Dalam sambutannya, perwakilan Tim Bersama Kelola Alam Adil Lestari (BEKAL) menyampaikan bahwa kehadiran mereka bertujuan untuk melihat proses pembelajaran dalam membangun kapasitas kepemimpinan para praktisi muda di bidang pengelolaan sumber daya alam. Hal ini dilakukan untuk mendorong transformasi sistemik yang berlandaskan keberlanjutan, keadilan, dan kearifan lokal.
Diskusi ini bertujuan untuk memahami lebih dalam peran serta tantangan dalam pengelolaan sumber daya alam, serta mengidentifikasi praktik yang dapat diimplementasikan di daerah dampingan BEKAL. Oleh karena itu, dilaksanakan Diskusi Pengembangan Model Ekonomi Berbasis Alam di Kabupaten Sintang, yang dihadiri oleh berbagai perwakilan stakeholder pada Senin, 3 Maret 2025, bertempat di Aula Bappeda Kabupaten Sintang.
Kabupaten Sintang merupakan bagian dari Lingkar Temu Kabupaten Lestari (LTKL), di mana saat ini Bupati Sintang menjabat sebagai Ketua Umum dengan slogan “Lingkungan Terjaga, Kesehatan Sejahtera.” Dalam Rencana Pembangunan Jangka Menengah (RPJM) Provinsi, Sintang masuk dalam klaster keempat dalam pembangunan berkelanjutan. Selain itu, dalam RPJMD, Sintang juga mengembangkan model pembangunan sesuai dengan empat visi utama, di mana dua di antaranya mencakup aspek kesejahteraan dan keberlanjutan.
Dalam pemaparan yang disampaikan oleh Pogo, model pengembangan ekonomi berbasis alam dirancang dengan pendekatan holistik di Bentang Alam Gunung Naning guna mendukung pembangunan berkelanjutan di Kabupaten Sintang.

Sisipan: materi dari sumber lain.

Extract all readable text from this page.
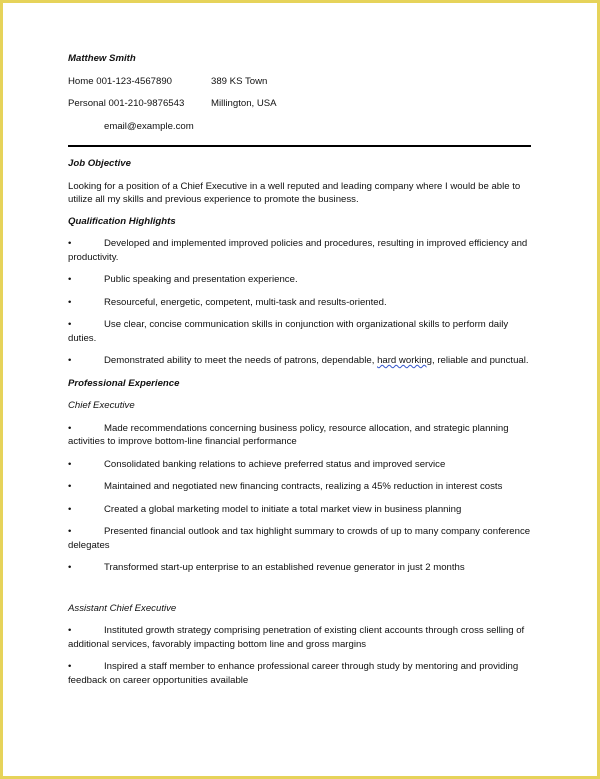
Matthew Smith
Home 001-123-4567890	389 KS Town
Personal 001-210-9876543	Millington, USA
email@example.com
Job Objective
Looking for a position of a Chief Executive in a well reputed and leading company where I would be able to utilize all my skills and previous experience to promote the business.
Qualification Highlights
•	Developed and implemented improved policies and procedures, resulting in improved efficiency and productivity.
•	Public speaking and presentation experience.
•	Resourceful, energetic, competent, multi-task and results-oriented.
•	Use clear, concise communication skills in conjunction with organizational skills to perform daily duties.
•	Demonstrated ability to meet the needs of patrons, dependable, hard working, reliable and punctual.
Professional Experience
Chief Executive
•	Made recommendations concerning business policy, resource allocation, and strategic planning activities to improve bottom-line financial performance
•	Consolidated banking relations to achieve preferred status and improved service
•	Maintained and negotiated new financing contracts, realizing a 45% reduction in interest costs
•	Created a global marketing model to initiate a total market view in business planning
•	Presented financial outlook and tax highlight summary to crowds of up to many company conference delegates
•	Transformed start-up enterprise to an established revenue generator in just 2 months
Assistant Chief Executive
•	Instituted growth strategy comprising penetration of existing client accounts through cross selling of additional services, favorably impacting bottom line and gross margins
•	Inspired a staff member to enhance professional career through study by mentoring and providing feedback on career opportunities available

Berdasarkan hasil identifikasi, terdapat 114 jenis hasil hutan bukan kayu (HHBK), yang meliputi minyak lemak, padi, dan buah-buahan. Selain itu, ditemukan pula 38 jenis tumbuhan obat dan tanaman hias, 14 jenis tanaman dari keluarga palem dan bambu, serta 20 jenis HHBK lainnya. Hasil analisis komoditas prioritas berdasarkan Tingkat Nilai Konservasi Prioritas (TNKP) menunjukkan bahwa kopi memiliki skor tertinggi (80), diikuti oleh tengkawang dan durian (78), serta jengkol (74). Adapun komoditas potensial untuk pengembangan lebih lanjut meliputi jahe, madu kelulut, cabai, tebu, bawang Dayak, bambu, damar, dan serai rimba.
SIS mencermati selama proses diskusi berlangsung, bahwa dalam perencanaan maupun program yang dilakukan oleh Tim BEKAL, fokus masih tertuju pada pemanfaatan HHBK untuk menghasilkan produk turunan atau produk inovasi seperti Obat herbal, kosmetik, dan pangan. Namun, aspek pemasaran produk masih belum mendapat perhatian yang cukup. Karena dalam perencanaan, aspek pemasaran juga sangat penting untuk memastikan keberlangsungan produk yang dihasilkan. Perwakilan Tim BEKAL pun mengakui bahwa tantangan ke depan tidak hanya terletak pada pengelolaan potensi sumber daya alam, tetapi juga pada strategi pemasaran produk yang dihasilkan.